Em casa
Sentiu os braços pesarem e o cansaço o tomou como uma febre que dominava seu corpo. Parou por alguns segundos. Tateou as pedras úmidas e percebeu que o túnel se afunilara desde o início de sua caminhada. Teve medo pela primeira vez.
Sua vida passava como um filme e quanto mais caminhava, mais via claramente tudo que o fez feliz e triste. Tudo ao mesmo tempo; agora conseguia organizar seus pensamentos e entender o motivo de ter vivenciado cada uma das experiências. Uma voz ecoou suave à frente:
- Hoje é o seu dia – anunciou a voz como se revelasse o ganhador de um prêmio.
- Como assim “meu dia”? - perguntou ele, desconfiado.

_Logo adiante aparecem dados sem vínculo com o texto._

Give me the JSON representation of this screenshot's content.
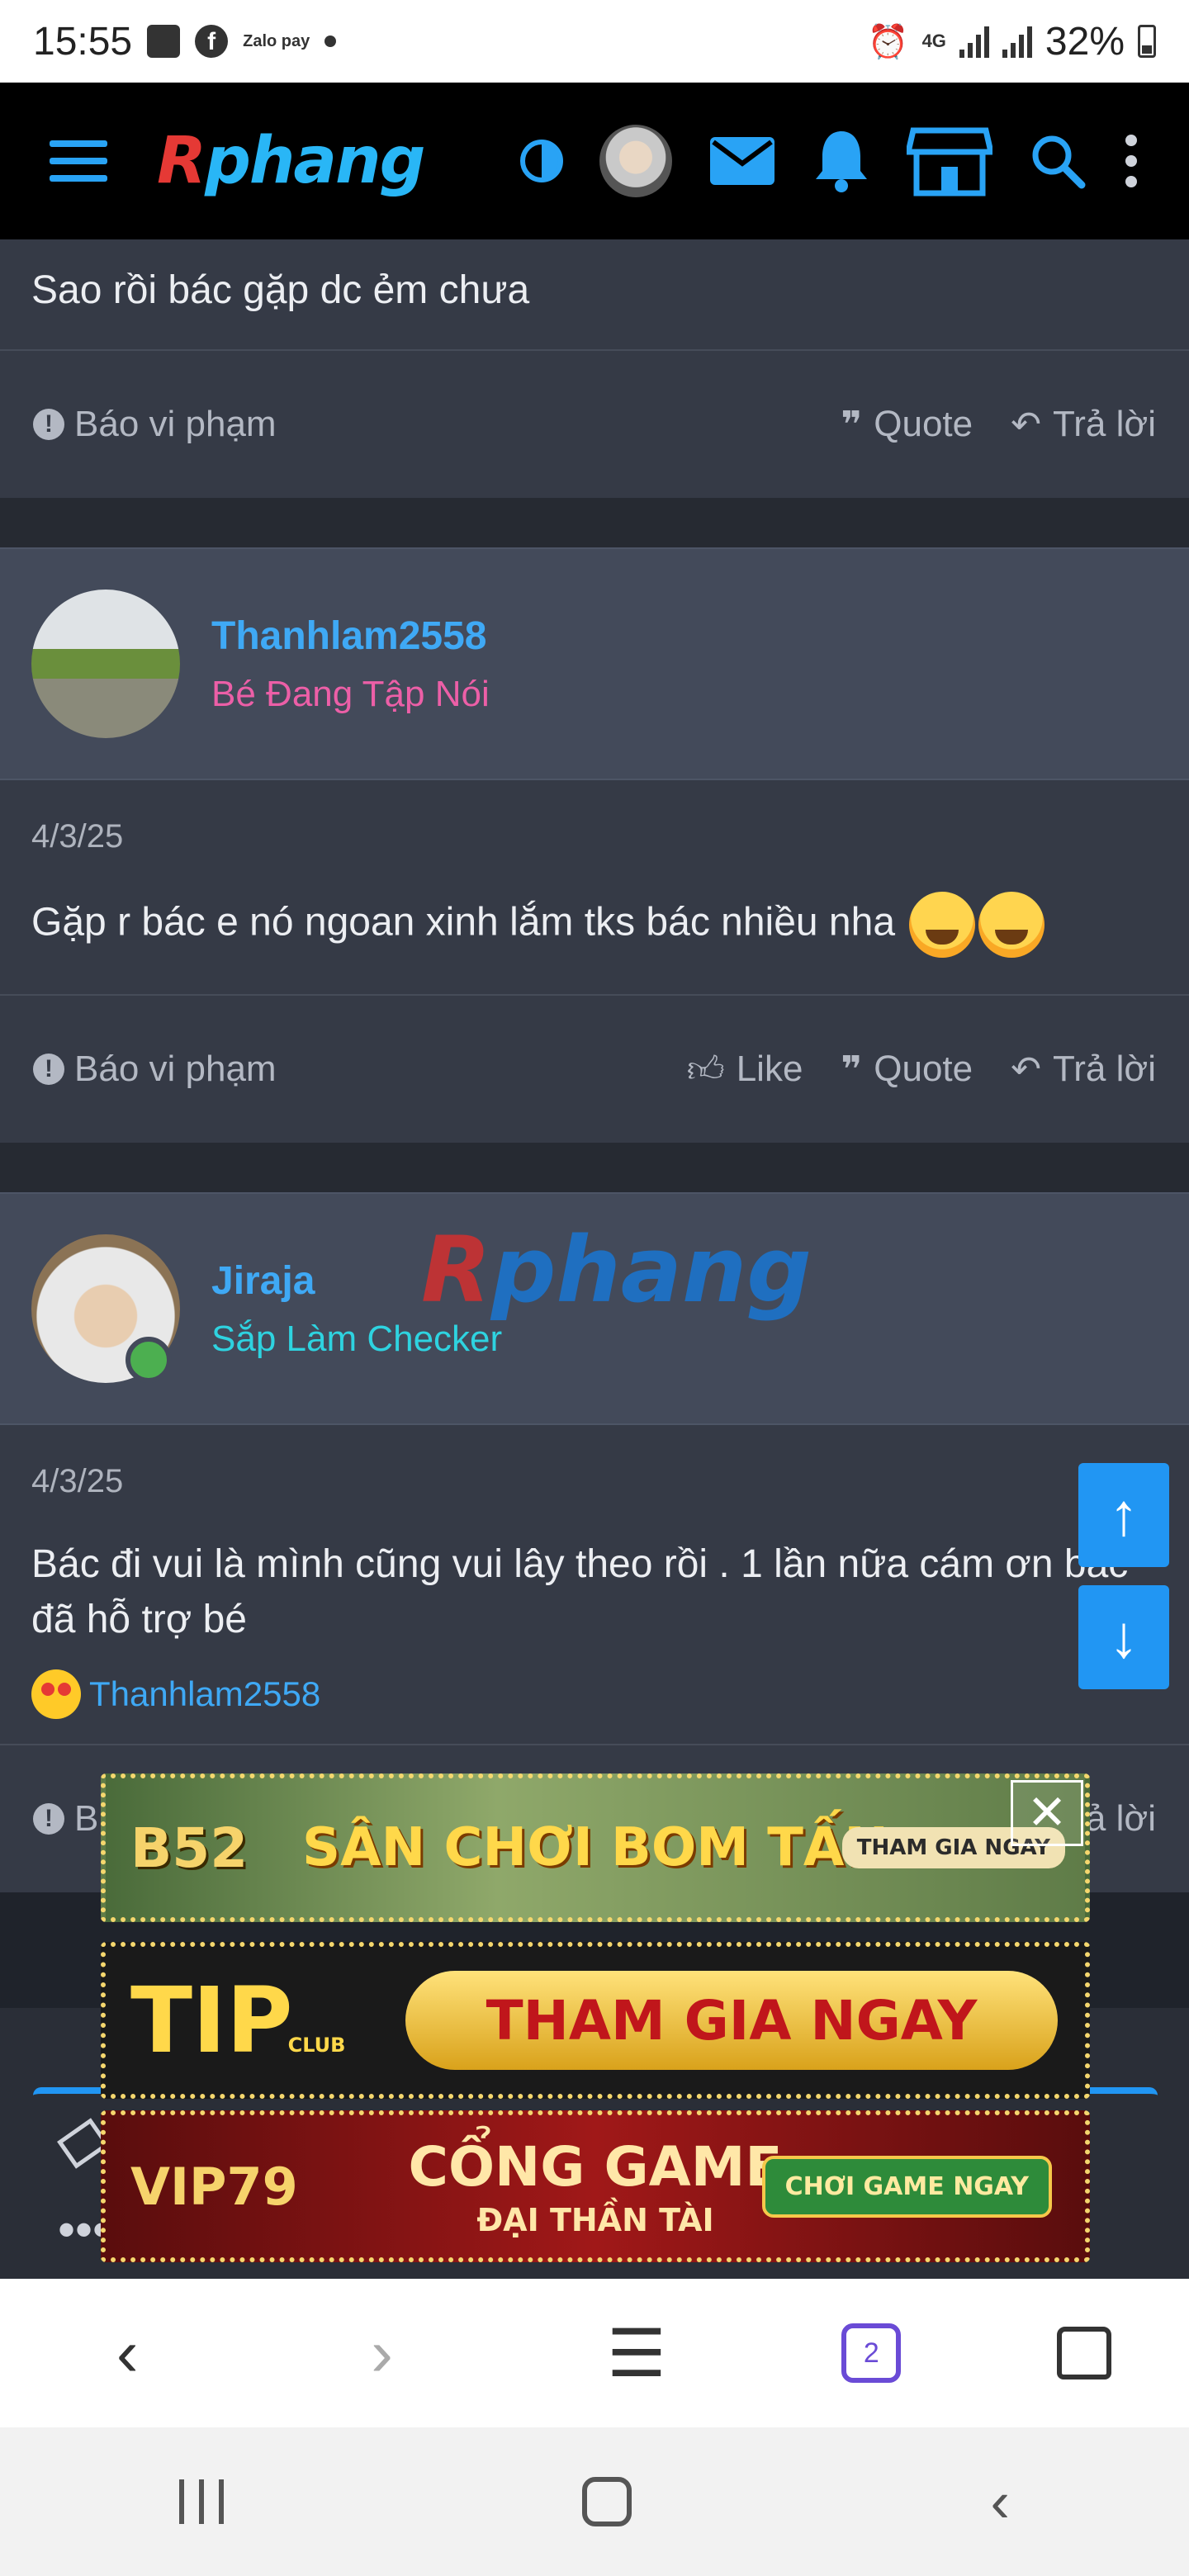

- O seu dia – respondeu a voz num tom enigmático.
- Quero ir pra casa – disse ele, medroso e irritado.
- Você está em casa – respondeu a voz, calmamente.
Logo em seguida uma luz ofuscou seus olhos preenchendo o pequeno túnel. Quando seus olhos se acostumaram à claridade, pôde ver uma forma brilhante, como se fosse uma pessoa envolta em brilho. A forma se aproximou e o tomou pela mão.

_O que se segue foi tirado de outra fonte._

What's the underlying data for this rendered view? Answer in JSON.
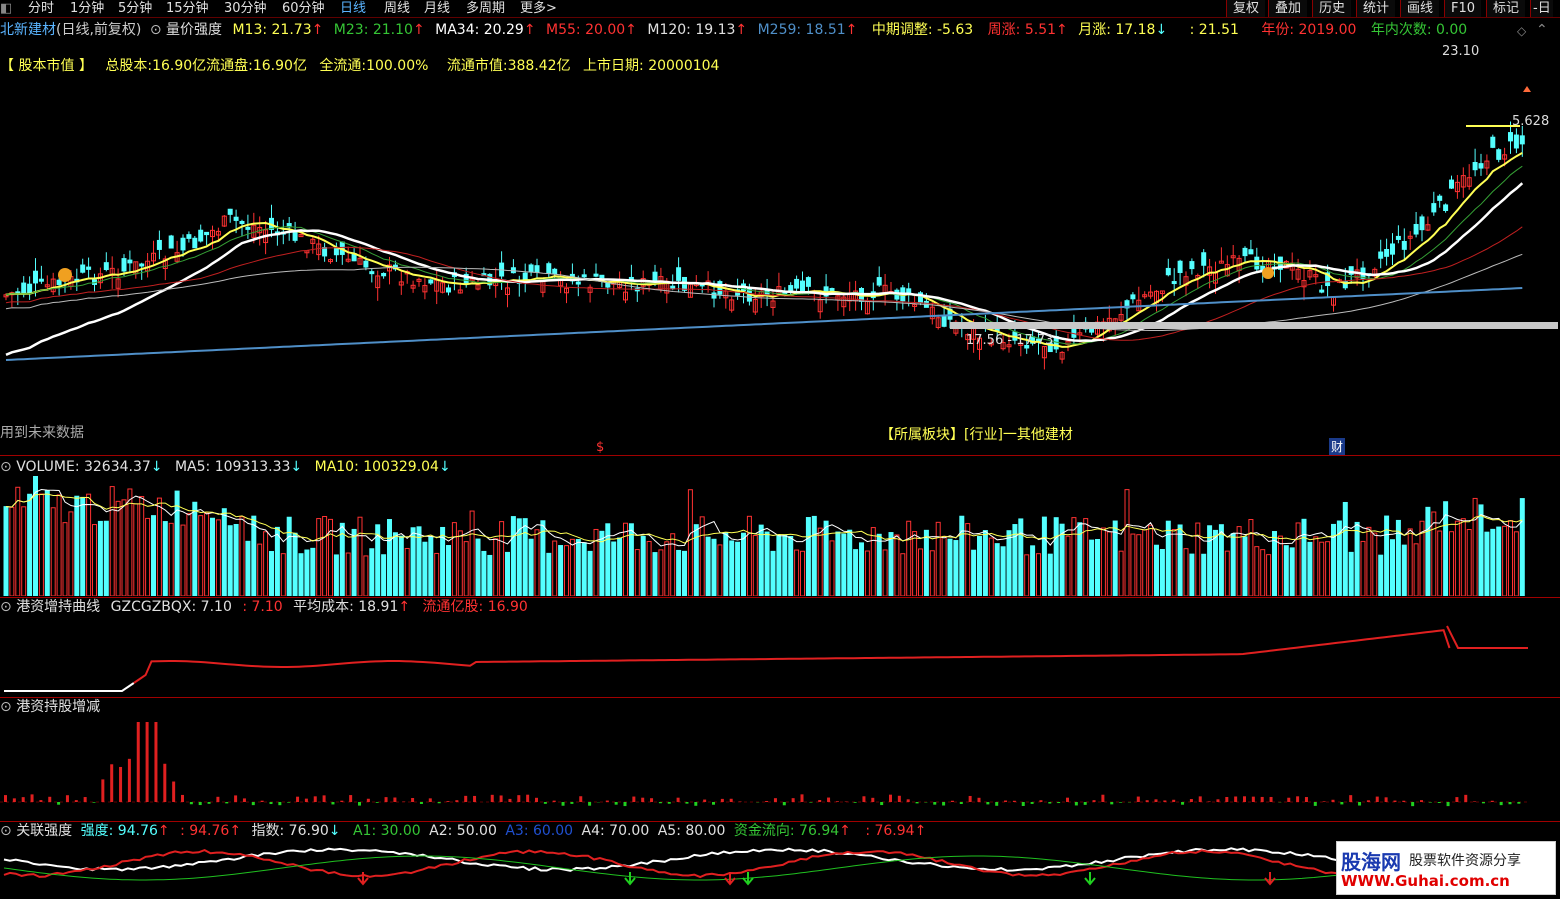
{
  "toolbar": {
    "periods": [
      "分时",
      "1分钟",
      "5分钟",
      "15分钟",
      "30分钟",
      "60分钟",
      "日线",
      "周线",
      "月线",
      "多周期",
      "更多>"
    ],
    "active_period": "日线",
    "right_buttons": [
      "复权",
      "叠加",
      "历史",
      "统计",
      "画线",
      "F10",
      "标记",
      "-日"
    ]
  },
  "price_header": {
    "stock": "北新建材",
    "mode": "(日线,前复权)",
    "indicator": "量价强度",
    "m13": "M13: 21.73",
    "m23": "M23: 21.10",
    "ma34": "MA34: 20.29",
    "m55": "M55: 20.00",
    "m120": "M120: 19.13",
    "m259": "M259: 18.51",
    "mid_adjust": "中期调整: -5.63",
    "week_rise": "周涨: 5.51",
    "month_rise": "月涨: 17.18",
    "blank_value": ": 21.51",
    "year": "年份: 2019.00",
    "year_count": "年内次数: 0.00",
    "arrow_up": "↑",
    "arrow_down": "↓"
  },
  "market_cap_line": {
    "bracket_label": "【 股本市值 】",
    "total_shares": "总股本:16.90亿",
    "float_shares": "流通盘:16.90亿",
    "full_float": "全流通:100.00%",
    "float_value": "流通市值:388.42亿",
    "listing_date": "上市日期: 20000104"
  },
  "chart_annotations": {
    "high_label": "23.10",
    "right_label": "5.628",
    "range_label": "17.56 - 17.73",
    "future_note": "用到未来数据",
    "sector": "【所属板块】[行业]一其他建材",
    "dollar": "$",
    "fin": "财"
  },
  "volume_header": {
    "volume": "VOLUME: 32634.37",
    "ma5": "MA5: 109313.33",
    "ma10": "MA10: 100329.04"
  },
  "hk_curve_header": {
    "title": "港资增持曲线",
    "gz": "GZCGZBQX: 7.10",
    "gz2": ": 7.10",
    "avg_cost": "平均成本: 18.91",
    "float_shares": "流通亿股: 16.90"
  },
  "hk_hold_header": {
    "title": "港资持股增减"
  },
  "strength_header": {
    "title": "关联强度",
    "strength": "强度: 94.76",
    "strength2": ": 94.76",
    "index": "指数: 76.90",
    "a1": "A1: 30.00",
    "a2": "A2: 50.00",
    "a3": "A3: 60.00",
    "a4": "A4: 70.00",
    "a5": "A5: 80.00",
    "fund_flow": "资金流向: 76.94",
    "fund_flow2": ": 76.94"
  },
  "watermark": {
    "brand": "股海网",
    "slogan": "股票软件资源分享",
    "url": "WWW.Guhai.com.cn"
  },
  "colors": {
    "up": "#ff3232",
    "down": "#54ffff",
    "ma_yellow": "#ffff54",
    "ma_white": "#ffffff",
    "ma_blue": "#4f8fc8",
    "accent_red": "#a00000"
  },
  "chart_data": {
    "type": "candlestick",
    "title": "北新建材 (日线,前复权)",
    "price_range_visible": [
      17.0,
      23.3
    ],
    "price_high_marked": 23.1,
    "price_range_marked": [
      17.56,
      17.73
    ],
    "volume_ma5": 109313.33,
    "volume_ma10": 100329.04,
    "last_volume": 32634.37,
    "ma_values": {
      "M13": 21.73,
      "M23": 21.1,
      "MA34": 20.29,
      "M55": 20.0,
      "M120": 19.13,
      "M259": 18.51
    },
    "hk_curve": {
      "GZCGZBQX": 7.1,
      "avg_cost": 18.91,
      "float_shares_yi": 16.9
    },
    "strength": {
      "strength": 94.76,
      "index": 76.9,
      "A1": 30.0,
      "A2": 50.0,
      "A3": 60.0,
      "A4": 70.0,
      "A5": 80.0,
      "fund_flow": 76.94
    }
  }
}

- Venha – disse ela, - ele está a sua espera.
- Quem? – perguntou ele, agora mais desconfiado.
- Ele... – respondeu o ser luminoso, apontando para um lindo jardim florido, onde um homem de terno bem apessoado o aguardava em prontidão com os braços para trás. Ele parou e por um minuto não acreditara. Olhou a sua volta, o jardim, o gramado, o ser iluminado. Seria ele um anjo? Seria o homem de terno o próprio Criador?

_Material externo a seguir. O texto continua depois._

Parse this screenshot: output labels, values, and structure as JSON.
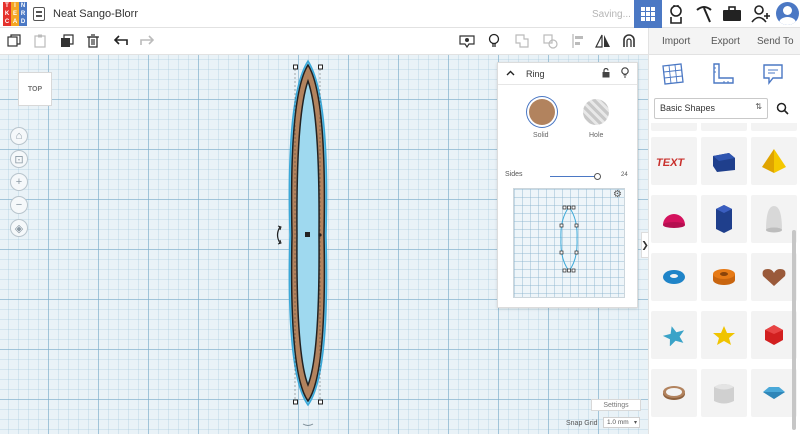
{
  "app": {
    "logo_letters": [
      "T",
      "I",
      "N",
      "K",
      "E",
      "R",
      "C",
      "A",
      "D"
    ],
    "logo_colors": [
      "#e5322d",
      "#f5a623",
      "#4b78c4",
      "#e5322d",
      "#f5a623",
      "#4b78c4",
      "#e5322d",
      "#f5a623",
      "#4b78c4"
    ],
    "document_title": "Neat Sango-Blorr",
    "status": "Saving...",
    "accent_color": "#4b78c4"
  },
  "header": {
    "icons": [
      "3d-design-grid-icon",
      "lightbulb-hand-icon",
      "pickaxe-icon",
      "briefcase-icon",
      "add-user-icon",
      "avatar"
    ]
  },
  "toolbar": {
    "left_icons": [
      "copy-icon",
      "paste-icon",
      "duplicate-icon",
      "delete-icon",
      "undo-icon",
      "redo-icon"
    ],
    "right_icons": [
      "camera-view-icon",
      "lightbulb-icon",
      "group-icon",
      "ungroup-icon",
      "align-icon",
      "mirror-icon",
      "workplane-magnet-icon"
    ],
    "import_label": "Import",
    "export_label": "Export",
    "send_to_label": "Send To"
  },
  "workplane": {
    "view_cube_label": "TOP",
    "nav_icons": [
      "home-icon",
      "fit-view-icon",
      "zoom-in-icon",
      "zoom-out-icon",
      "orthographic-icon"
    ],
    "selected_shape": "Ring",
    "shape_color": "#b2835e"
  },
  "inspector": {
    "shape_name": "Ring",
    "solid_label": "Solid",
    "hole_label": "Hole",
    "solid_color": "#b2835e",
    "sides_label": "Sides",
    "sides_value": "24",
    "sides_fraction": 0.92
  },
  "footer": {
    "settings_label": "Settings",
    "snap_grid_label": "Snap Grid",
    "snap_grid_value": "1.0 mm"
  },
  "shape_panel": {
    "category_icons": [
      "workplane-grid-icon",
      "ruler-icon",
      "note-icon"
    ],
    "library_label": "Basic Shapes",
    "shapes": [
      {
        "name": "text-3d",
        "color": "#c9302c"
      },
      {
        "name": "box",
        "color": "#1f3f8c"
      },
      {
        "name": "pyramid",
        "color": "#f0b400"
      },
      {
        "name": "half-sphere",
        "color": "#d4125d"
      },
      {
        "name": "polygon",
        "color": "#1f3f8c"
      },
      {
        "name": "paraboloid",
        "color": "#d8d8d8"
      },
      {
        "name": "torus",
        "color": "#1f84c8"
      },
      {
        "name": "tube",
        "color": "#e67a16"
      },
      {
        "name": "heart",
        "color": "#9a5a3a"
      },
      {
        "name": "star",
        "color": "#3aa3c8"
      },
      {
        "name": "star-thick",
        "color": "#f0c400"
      },
      {
        "name": "icosahedron",
        "color": "#d21f1f"
      },
      {
        "name": "ring",
        "color": "#b2835e"
      },
      {
        "name": "round-roof",
        "color": "#d0d0d0"
      },
      {
        "name": "diamond",
        "color": "#4aa8d8"
      }
    ]
  }
}
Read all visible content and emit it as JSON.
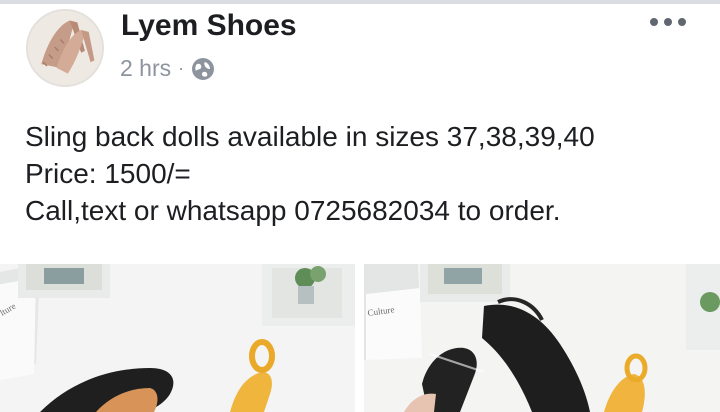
{
  "post": {
    "page_name": "Lyem Shoes",
    "time": "2 hrs",
    "separator": "·",
    "privacy_icon": "globe-icon",
    "more_icon": "more-options-icon",
    "text_lines": [
      "Sling back dolls available in sizes 37,38,39,40",
      "Price: 1500/=",
      "Call,text or whatsapp 0725682034 to order."
    ]
  },
  "photos": [
    {
      "name": "shoe-photo-1",
      "book_text": "lture"
    },
    {
      "name": "shoe-photo-2",
      "book_text": "Culture"
    }
  ],
  "colors": {
    "text": "#1c1e21",
    "meta": "#8d949e",
    "divider": "#dadde1"
  }
}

- Quem... é você? – perguntou ele quase sem voz pela emoção.
- Quem você acha? – respondeu o homem de terno, com um sorriso.
- Deus...? – perguntou ele, se aproximando.
O homem de terno soltou uma gargalhada.
- Você é mesmo um fanfarrão! Deus! Só me faltava essa. Se bem que bonito eu sou.
Ele ficou sem entender. Olhou para o homem de terno, para o “anjo”, para o jardim.
- Vá logo pra sua masmorra! Deixe de graça! – disse o homem de terno apontando para uma porta.
Ele estacou, olhando para a porta e para o homem.
- Gente! O deputado chegou! Caprichem com ele! – disse o homem com mais uma gargalhada. – Adoro políticos, sempre chegam aqui inocentes.